In deze zaak, behandeld door de Rechtbank Limburg op 2 juni 2025, is een kort geding aanhangig gemaakt door Stichting Woonpunt tegen de gezamenlijke erven van een overledene. De eisende partij, Woonpunt, heeft een vordering ingesteld met betrekking tot de ontruiming van een pand waar de levensgezel van de overledene verbleef. De procedure begon met een dagvaarding, gevolgd door een mondelinge behandeling op 26 mei 2025, waarbij Woonpunt haar vordering heeft verminderd. De gedaagden, de gezamenlijke erven en de levensgezel, zijn niet verschenen, waardoor verstek is verleend.

De kantonrechter heeft vastgesteld dat de dagvaarding correct is betekend aan het adres van de levensgezel, die kennelijk de levensgezel van de overledene was. De vordering van Woonpunt is door de kantonrechter als niet onrechtmatig en niet ongegrond beoordeeld, en is toegewezen. De rechter heeft de gedaagden veroordeeld tot betaling van de proceskosten, die zijn begroot op € 824,43, en heeft hen hoofdelijk veroordeeld om het pand te ontruimen binnen veertien dagen na betekening van het vonnis. Tevens is er een veroordeling uitgesproken tot betaling van een huur/gebruiksvergoeding van € 662,01 per maand vanaf 1 juni 2025 tot het moment van ontruiming.
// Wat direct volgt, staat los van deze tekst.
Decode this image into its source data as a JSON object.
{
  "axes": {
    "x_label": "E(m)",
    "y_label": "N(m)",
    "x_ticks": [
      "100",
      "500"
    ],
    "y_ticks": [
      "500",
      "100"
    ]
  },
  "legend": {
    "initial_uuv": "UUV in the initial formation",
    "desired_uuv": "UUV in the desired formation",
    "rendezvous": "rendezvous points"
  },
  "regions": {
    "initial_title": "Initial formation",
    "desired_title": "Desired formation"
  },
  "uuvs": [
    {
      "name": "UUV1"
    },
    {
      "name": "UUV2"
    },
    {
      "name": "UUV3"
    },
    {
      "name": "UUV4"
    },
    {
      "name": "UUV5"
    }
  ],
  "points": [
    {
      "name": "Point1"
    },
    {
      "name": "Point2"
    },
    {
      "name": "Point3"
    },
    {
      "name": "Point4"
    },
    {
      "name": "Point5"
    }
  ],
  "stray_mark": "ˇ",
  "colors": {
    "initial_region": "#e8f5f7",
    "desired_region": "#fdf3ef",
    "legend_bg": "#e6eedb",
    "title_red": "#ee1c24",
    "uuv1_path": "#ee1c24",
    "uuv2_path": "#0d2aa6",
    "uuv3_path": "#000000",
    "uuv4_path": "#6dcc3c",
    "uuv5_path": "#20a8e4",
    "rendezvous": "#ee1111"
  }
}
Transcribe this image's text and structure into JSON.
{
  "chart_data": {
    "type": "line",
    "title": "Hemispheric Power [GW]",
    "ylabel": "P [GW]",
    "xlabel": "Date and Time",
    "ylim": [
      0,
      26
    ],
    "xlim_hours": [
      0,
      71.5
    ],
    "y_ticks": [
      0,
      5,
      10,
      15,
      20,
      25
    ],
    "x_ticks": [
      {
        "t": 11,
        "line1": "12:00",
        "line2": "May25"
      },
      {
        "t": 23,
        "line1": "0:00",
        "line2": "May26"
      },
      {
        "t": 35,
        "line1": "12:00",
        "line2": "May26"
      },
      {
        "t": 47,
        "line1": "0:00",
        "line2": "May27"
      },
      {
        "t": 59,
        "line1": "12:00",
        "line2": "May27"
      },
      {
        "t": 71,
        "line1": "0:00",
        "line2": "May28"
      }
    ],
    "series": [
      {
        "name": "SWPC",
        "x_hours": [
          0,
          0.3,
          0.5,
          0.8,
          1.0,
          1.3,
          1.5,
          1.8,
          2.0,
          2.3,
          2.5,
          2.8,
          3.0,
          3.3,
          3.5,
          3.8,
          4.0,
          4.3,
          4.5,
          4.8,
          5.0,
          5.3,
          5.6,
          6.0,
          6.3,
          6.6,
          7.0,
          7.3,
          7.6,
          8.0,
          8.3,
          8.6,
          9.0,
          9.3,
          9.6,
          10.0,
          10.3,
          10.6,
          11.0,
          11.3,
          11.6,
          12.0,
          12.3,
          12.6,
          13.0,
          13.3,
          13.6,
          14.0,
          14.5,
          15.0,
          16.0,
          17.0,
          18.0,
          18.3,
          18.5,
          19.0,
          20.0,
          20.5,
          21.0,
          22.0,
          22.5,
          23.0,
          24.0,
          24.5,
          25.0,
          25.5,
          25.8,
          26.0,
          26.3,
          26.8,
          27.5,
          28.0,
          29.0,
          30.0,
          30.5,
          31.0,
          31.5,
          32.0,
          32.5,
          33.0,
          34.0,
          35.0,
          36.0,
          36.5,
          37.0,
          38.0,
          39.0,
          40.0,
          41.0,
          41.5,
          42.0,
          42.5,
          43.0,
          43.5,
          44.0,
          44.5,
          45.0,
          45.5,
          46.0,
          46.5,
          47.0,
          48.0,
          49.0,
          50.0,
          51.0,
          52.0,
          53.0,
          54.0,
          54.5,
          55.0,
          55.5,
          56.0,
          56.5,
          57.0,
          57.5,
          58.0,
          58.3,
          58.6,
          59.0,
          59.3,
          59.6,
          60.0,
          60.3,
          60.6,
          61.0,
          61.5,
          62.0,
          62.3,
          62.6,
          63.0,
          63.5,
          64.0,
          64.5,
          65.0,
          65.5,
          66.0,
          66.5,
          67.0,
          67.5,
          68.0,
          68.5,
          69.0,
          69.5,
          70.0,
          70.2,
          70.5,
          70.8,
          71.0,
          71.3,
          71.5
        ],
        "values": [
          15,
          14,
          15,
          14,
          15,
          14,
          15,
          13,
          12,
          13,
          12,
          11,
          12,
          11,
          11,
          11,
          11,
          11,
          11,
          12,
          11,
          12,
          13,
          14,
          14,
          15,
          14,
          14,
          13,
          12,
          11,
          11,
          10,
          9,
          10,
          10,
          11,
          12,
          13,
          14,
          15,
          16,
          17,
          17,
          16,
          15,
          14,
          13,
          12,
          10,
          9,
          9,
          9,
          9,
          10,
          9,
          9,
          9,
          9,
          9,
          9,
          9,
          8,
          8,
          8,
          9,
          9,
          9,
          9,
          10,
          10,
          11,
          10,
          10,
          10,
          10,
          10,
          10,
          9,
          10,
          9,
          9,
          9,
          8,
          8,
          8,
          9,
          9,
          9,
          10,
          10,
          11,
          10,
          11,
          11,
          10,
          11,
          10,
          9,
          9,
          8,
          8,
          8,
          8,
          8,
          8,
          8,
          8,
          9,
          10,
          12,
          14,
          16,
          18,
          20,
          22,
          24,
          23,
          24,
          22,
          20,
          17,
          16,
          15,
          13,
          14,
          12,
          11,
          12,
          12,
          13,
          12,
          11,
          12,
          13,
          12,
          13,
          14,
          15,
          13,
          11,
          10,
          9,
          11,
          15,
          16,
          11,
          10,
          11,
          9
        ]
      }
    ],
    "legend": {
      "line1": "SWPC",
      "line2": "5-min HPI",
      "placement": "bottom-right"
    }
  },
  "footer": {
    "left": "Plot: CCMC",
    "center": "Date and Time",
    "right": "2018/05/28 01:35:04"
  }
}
Het vonnis is uitvoerbaar bij voorraad verklaard, wat betekent dat Woonpunt het vonnis kan laten uitvoeren, ook als de gedaagden in beroep gaan. Dit vonnis is openbaar uitgesproken door de kantonrechter R.P.J. Quaedackers.

Uitspraak

RECHTBANKLIMBURG
Civiel recht
Kantonrechter
Zittingsplaats Maastricht
Zaaknummer: 11695471 \ CV EXPL 25-2168
Vonnis in kort geding van 2 juni 2025
in de zaak van
STICHTING WOONPUNT,
te Maastricht,
eisende partij,
hierna te noemen: Woonpunt,
gemachtigde: mr. M.P.H. van Wezel,
tegen

1.[gedaagde sub 1] ,

te [woonplaats] ,
2.
DE GEZAMENLIJKE ERVEN VAN [erflaatster],
gedaagde partijen,
hierna te noemen: [gedaagde sub 1] resp. de erven,
niet verschenen.

1.De procedure

1.1.
Het verloop van de procedure blijkt uit:
- de dagvaarding
- de mondelinge behandeling van 26 mei 2025, waarbij Woonpunt haar vordering heeft
verminderd,
- de verstekverlening tegen [gedaagde sub 1] en de erven.

2.De beoordeling

2.1.
[gedaagde sub 1] is kennelijk de levensgezel geweest van wijlen [erflaatster] . Zijn werkelijk verblijf is op het adres waar [erflaatster] gewoond heeft. Het exploot van dagvaarding is voor wat betreft [gedaagde sub 1] dan ook correct betekend aan dat adres. Dat geldt evenzeer ten aanzien van de erven (artikel 53 aanhef en onder a Wetboek van burgerlijke rechtsvordering). [gedaagde sub 1] en de erven zijn niet verschenen bij de mondelinge behandeling, zodat tegen hen verstek verleend is.
2.2.
De vordering komt de kantonrechter niet onrechtmatig en niet ongegrond voor en zal dus worden toegewezen.
2.3.
Woonpunt wordt in het gelijk gesteld en [gedaagde sub 1] en de erven moeten daarom de proceskosten betalen. De proceskosten van Woonpunt worden begroot op:
- kosten van de dagvaarding
146,43
- griffierecht
135,00
- salaris gemachtigde
543,00
Totaal
824,43
2.4.
De veroordeling tot betaling van de proceskosten en de huur/gebruiksvergoeding wordt hoofdelijk uitgesproken. Dat betekent dat iedere veroordeelde kan worden gedwongen het hele bedrag te betalen. Als de een (een deel) betaalt, hoeft de ander dat (deel van het) bedrag niet meer te betalen aan Woonpunt.
2.5.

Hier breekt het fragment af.